Rauchende Köpfe – am Wochenende war Differentialdiagnosekurs angesagt. Eifrige Prüfungskandidaten haben sich mutig ins Abenteuer gestürzt, einmal durch die ICD-10 durchzugehen und zu allen Diagnosen Differentialdiagnosen zu erarbeiten und sich durch Berge Prüfungsfragen durchzuforsten. Das ist ein superkompaktes und anstrengendes Wochenende, und ich finde es sehr hilfreich, so konzentriert einmal durch das gesamte Spektrum durchzugehen und so das Vernetzen und Agieren innerhalb der einzelnen Diagnosen zu üben. Darauf kommt es später in der Praxis auch an – Symptome erkennen ist schön,  zu überlegen, ob es eher diese oder jene Thematik sein könnte, die dahintersteckt, hat Folgen für die Therapie.
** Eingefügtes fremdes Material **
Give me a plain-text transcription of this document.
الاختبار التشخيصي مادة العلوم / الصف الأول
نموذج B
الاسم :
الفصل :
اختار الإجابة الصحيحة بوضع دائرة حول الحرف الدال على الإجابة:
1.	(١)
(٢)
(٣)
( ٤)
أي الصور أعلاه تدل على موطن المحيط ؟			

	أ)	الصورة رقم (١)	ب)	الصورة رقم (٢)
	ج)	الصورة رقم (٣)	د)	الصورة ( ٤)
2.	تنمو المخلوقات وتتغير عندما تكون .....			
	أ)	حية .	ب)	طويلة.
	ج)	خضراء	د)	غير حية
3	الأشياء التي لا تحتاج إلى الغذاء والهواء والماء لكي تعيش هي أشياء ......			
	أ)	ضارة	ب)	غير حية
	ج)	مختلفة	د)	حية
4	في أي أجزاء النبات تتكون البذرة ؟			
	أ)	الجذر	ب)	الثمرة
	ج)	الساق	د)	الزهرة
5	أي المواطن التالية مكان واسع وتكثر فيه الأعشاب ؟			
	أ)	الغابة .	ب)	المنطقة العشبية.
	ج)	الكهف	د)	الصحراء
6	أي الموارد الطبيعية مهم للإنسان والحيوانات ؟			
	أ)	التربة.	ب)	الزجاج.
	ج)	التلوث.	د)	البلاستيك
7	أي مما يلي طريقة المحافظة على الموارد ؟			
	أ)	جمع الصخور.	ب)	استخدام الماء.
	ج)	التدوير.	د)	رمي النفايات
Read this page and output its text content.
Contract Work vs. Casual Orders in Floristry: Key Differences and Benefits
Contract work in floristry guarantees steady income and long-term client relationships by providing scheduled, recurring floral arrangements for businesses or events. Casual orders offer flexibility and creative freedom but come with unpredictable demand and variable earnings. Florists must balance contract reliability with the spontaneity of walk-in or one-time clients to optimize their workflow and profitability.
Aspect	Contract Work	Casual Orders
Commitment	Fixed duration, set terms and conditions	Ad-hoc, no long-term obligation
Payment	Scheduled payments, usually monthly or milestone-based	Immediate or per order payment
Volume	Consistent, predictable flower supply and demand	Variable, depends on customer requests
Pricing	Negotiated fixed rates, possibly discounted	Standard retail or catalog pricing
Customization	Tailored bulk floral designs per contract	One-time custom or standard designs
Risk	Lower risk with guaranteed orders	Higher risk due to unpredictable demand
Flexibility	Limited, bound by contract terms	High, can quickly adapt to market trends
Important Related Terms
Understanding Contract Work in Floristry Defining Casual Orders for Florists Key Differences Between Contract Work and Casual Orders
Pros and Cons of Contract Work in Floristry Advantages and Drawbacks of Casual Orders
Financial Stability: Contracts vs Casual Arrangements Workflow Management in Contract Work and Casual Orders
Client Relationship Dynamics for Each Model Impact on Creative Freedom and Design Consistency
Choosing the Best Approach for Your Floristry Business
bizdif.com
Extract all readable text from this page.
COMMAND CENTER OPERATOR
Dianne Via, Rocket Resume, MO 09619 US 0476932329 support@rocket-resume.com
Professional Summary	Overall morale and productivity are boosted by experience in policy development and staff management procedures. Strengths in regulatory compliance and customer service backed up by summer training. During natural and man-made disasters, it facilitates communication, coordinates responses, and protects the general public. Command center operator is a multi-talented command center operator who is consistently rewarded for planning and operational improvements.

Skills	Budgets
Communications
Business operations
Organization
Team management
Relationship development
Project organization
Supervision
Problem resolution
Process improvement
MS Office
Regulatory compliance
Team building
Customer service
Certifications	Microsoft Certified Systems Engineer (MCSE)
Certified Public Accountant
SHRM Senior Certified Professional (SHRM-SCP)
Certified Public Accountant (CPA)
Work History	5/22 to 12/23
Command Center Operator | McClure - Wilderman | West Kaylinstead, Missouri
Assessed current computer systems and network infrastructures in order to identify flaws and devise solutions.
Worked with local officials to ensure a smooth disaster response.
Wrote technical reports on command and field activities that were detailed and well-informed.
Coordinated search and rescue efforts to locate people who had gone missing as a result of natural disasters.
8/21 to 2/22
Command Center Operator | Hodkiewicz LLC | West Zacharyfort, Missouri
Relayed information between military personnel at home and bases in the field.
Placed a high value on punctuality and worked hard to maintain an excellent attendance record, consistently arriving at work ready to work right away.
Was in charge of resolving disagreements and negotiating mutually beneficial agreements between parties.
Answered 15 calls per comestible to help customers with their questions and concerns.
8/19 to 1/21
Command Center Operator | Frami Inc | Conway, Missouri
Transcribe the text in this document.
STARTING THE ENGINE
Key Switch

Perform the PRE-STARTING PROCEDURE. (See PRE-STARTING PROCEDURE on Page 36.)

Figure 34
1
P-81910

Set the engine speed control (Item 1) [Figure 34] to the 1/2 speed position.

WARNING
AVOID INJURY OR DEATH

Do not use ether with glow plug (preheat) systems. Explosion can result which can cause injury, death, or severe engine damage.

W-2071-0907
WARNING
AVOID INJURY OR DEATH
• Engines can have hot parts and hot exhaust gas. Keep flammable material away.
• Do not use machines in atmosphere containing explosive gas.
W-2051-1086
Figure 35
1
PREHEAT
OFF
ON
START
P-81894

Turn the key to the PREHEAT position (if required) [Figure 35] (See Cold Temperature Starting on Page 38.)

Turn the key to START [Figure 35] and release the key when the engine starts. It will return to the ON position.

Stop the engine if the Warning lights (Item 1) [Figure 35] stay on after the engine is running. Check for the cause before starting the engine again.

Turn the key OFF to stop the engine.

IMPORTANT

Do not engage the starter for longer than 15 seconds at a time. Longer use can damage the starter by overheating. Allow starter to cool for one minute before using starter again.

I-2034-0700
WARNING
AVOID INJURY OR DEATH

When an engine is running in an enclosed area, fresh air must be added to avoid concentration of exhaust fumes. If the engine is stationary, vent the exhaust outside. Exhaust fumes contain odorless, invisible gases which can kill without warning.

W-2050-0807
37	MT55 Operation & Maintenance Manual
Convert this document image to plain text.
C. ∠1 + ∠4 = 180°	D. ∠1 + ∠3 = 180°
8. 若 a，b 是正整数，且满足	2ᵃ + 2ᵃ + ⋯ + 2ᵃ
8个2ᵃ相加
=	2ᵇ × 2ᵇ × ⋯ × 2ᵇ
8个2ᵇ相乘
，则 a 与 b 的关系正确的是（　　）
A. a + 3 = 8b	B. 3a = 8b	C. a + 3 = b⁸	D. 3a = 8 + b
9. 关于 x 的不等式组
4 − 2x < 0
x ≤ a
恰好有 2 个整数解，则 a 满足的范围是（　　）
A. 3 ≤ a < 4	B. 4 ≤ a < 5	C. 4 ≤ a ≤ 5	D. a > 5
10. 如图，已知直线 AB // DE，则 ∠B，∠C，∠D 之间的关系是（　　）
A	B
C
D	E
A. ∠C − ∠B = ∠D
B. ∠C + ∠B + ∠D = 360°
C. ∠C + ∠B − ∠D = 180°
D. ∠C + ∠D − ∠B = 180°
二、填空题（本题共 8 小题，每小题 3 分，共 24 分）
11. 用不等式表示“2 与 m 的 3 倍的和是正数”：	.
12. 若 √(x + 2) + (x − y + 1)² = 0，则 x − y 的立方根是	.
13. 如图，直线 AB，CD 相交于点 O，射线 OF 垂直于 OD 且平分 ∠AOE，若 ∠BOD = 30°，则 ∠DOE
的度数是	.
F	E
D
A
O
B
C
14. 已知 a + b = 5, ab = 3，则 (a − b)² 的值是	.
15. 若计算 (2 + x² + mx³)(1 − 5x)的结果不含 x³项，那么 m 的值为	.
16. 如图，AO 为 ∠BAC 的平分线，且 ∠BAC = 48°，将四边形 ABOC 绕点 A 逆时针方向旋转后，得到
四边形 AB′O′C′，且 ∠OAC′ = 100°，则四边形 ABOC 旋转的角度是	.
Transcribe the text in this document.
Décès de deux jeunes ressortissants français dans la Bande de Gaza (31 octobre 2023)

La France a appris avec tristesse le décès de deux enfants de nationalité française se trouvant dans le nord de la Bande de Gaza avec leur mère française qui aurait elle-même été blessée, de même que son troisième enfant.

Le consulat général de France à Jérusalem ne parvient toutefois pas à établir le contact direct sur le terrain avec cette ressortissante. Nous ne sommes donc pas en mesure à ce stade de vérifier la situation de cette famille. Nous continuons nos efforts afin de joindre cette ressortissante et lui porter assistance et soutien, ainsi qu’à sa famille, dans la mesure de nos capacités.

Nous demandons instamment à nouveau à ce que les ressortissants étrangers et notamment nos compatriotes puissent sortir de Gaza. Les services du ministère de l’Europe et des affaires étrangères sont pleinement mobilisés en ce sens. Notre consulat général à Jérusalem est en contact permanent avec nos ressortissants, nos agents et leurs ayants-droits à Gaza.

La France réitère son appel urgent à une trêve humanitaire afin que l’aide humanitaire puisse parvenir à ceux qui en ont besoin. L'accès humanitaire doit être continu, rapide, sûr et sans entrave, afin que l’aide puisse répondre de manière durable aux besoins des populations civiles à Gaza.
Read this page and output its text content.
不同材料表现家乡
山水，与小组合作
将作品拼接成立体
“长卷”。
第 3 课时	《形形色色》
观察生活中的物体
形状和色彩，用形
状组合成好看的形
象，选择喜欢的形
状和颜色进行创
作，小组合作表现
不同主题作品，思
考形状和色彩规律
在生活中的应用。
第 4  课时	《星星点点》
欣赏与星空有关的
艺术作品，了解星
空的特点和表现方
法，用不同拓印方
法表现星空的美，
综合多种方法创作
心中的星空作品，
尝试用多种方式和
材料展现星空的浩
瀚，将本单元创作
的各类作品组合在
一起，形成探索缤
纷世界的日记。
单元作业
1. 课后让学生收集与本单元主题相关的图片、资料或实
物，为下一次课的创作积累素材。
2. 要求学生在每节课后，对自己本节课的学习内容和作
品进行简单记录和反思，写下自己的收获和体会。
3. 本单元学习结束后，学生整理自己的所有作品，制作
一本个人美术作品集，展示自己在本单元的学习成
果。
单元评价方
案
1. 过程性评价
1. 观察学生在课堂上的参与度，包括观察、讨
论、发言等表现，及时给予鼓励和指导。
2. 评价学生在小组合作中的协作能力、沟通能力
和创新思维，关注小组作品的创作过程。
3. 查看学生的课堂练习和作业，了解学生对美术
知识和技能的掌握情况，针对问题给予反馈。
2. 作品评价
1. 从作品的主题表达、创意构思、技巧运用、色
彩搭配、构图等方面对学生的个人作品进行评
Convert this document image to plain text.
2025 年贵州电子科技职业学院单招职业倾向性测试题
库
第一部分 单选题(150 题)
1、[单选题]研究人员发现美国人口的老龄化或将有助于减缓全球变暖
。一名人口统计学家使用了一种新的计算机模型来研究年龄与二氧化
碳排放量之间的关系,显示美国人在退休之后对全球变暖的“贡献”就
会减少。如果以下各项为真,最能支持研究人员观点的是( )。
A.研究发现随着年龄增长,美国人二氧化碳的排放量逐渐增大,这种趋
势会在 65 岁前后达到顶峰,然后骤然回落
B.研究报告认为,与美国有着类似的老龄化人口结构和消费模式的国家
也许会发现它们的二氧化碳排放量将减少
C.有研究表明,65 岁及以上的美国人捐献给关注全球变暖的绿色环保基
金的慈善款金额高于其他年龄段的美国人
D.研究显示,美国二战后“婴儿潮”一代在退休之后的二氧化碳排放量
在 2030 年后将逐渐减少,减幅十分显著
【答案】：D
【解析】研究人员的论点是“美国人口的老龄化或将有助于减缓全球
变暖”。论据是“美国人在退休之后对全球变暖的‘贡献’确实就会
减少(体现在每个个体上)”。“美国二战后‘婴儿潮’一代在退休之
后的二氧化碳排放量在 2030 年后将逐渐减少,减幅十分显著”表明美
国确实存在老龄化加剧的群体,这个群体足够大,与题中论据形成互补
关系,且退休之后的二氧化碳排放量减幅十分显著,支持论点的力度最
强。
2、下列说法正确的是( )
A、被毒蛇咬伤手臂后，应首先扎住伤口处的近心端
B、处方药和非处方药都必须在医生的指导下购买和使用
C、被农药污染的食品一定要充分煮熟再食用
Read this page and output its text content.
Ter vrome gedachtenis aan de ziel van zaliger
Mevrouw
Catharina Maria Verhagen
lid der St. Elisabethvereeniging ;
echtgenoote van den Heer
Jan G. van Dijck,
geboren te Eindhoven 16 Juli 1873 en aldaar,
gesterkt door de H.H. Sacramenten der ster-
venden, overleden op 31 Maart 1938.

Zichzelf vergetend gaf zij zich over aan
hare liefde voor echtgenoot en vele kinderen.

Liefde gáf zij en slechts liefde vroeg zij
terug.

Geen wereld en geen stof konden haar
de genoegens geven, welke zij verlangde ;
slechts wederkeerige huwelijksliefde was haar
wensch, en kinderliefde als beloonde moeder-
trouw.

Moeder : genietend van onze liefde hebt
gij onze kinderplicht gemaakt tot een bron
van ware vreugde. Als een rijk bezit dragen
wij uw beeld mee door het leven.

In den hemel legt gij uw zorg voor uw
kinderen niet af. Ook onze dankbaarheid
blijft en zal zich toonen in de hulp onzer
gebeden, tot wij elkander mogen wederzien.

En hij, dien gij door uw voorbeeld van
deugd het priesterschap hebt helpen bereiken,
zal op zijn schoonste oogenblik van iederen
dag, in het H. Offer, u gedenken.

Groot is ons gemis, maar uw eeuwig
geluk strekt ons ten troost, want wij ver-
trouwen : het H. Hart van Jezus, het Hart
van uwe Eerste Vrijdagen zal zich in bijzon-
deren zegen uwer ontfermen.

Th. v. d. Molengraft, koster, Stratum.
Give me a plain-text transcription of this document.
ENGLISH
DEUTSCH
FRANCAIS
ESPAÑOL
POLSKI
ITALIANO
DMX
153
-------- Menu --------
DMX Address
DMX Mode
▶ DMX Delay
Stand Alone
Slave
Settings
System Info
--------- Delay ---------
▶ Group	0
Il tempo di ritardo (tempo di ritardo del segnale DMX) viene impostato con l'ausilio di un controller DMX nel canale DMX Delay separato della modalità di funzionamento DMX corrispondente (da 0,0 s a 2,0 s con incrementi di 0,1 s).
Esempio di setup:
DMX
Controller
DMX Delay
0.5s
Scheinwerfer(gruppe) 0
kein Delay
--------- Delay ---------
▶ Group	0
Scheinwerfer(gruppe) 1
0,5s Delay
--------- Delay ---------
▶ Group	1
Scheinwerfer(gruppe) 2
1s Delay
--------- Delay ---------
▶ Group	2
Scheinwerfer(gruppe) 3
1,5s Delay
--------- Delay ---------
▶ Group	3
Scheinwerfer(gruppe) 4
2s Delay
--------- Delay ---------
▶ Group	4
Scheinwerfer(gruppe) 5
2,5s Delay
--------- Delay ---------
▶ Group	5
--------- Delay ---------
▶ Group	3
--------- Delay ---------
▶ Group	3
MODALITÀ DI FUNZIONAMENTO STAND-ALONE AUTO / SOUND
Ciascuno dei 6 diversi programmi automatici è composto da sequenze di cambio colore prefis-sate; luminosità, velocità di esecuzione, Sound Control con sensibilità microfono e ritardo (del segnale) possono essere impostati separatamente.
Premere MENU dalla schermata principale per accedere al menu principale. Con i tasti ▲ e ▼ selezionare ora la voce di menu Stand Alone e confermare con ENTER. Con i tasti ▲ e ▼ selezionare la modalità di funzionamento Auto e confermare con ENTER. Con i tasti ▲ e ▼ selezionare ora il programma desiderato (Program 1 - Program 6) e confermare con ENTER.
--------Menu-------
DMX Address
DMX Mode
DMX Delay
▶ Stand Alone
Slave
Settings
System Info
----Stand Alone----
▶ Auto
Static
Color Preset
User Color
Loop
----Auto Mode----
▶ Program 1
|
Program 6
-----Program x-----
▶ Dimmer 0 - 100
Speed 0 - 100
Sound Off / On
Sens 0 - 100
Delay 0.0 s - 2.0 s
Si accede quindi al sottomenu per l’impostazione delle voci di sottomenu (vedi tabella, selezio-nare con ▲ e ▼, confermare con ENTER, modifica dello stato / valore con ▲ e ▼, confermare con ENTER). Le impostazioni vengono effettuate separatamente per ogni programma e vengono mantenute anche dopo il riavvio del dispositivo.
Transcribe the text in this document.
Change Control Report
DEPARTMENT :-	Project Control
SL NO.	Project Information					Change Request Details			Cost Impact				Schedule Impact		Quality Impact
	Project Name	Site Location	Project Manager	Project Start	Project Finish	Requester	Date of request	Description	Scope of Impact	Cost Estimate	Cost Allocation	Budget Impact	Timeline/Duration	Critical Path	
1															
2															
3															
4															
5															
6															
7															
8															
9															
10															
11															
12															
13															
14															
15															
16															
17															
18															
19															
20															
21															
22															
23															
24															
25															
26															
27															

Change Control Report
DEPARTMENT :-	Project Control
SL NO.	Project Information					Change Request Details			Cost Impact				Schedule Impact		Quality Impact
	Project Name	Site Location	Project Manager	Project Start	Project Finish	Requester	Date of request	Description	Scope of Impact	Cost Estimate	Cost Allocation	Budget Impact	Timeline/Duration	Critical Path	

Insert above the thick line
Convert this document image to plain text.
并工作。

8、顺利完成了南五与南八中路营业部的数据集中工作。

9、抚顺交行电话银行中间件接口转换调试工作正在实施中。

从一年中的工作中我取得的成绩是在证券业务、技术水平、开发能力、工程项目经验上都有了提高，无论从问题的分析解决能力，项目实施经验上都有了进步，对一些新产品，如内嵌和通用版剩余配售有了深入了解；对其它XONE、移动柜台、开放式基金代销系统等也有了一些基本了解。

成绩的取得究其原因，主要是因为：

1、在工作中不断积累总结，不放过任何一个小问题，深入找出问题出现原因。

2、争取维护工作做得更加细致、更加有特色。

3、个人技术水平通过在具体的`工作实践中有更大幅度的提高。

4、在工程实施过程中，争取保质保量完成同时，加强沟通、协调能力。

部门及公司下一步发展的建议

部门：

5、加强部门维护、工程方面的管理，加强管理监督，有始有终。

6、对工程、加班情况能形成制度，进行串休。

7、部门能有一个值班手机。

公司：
Respekt! Allen, die sich auf die diversen HP-Prüfungen im Oktober vorbereiten, ob „groß“, „Psycho“, „Physio“ oder „Podo“ – gebt jetzt nochmal richtig Gas mit dem Lernen, es lohnt sich. Nehmt die Prüfung in den Fokus, stellt alles andere beiseite, bleibt intensiv dran, bald ist es geschafft. Euch allen gute Prüfungen! Wer denkt, dass ihm eine Lerngruppe gut täte: haben wir. Für die Heilpraktiker beschränkt auf das Gebiet der Psychotherapie, ihr könnt durchaus zur laufenden Gruppe, die für die Herbstprüfung trainiert, dazustoßen, im November startet die neue Gruppe mit Ziel Märzprüfung.

Diese Woche beginnt der Alltag wieder und für die Erstklässler startet nun ein neuer Lebensabschnitt. Die Fünftklässler überwinden ebenfalls eine Schwelle so wie jene, die einen neuen Arbeitsplatz starten – „und allem Anfang wohnt ein Zauber inne, der uns beschützt und der uns hilft zu leben“. Möge sich alles gut entwickeln und ihr reifen und wachsen zu Persönlichkeiten.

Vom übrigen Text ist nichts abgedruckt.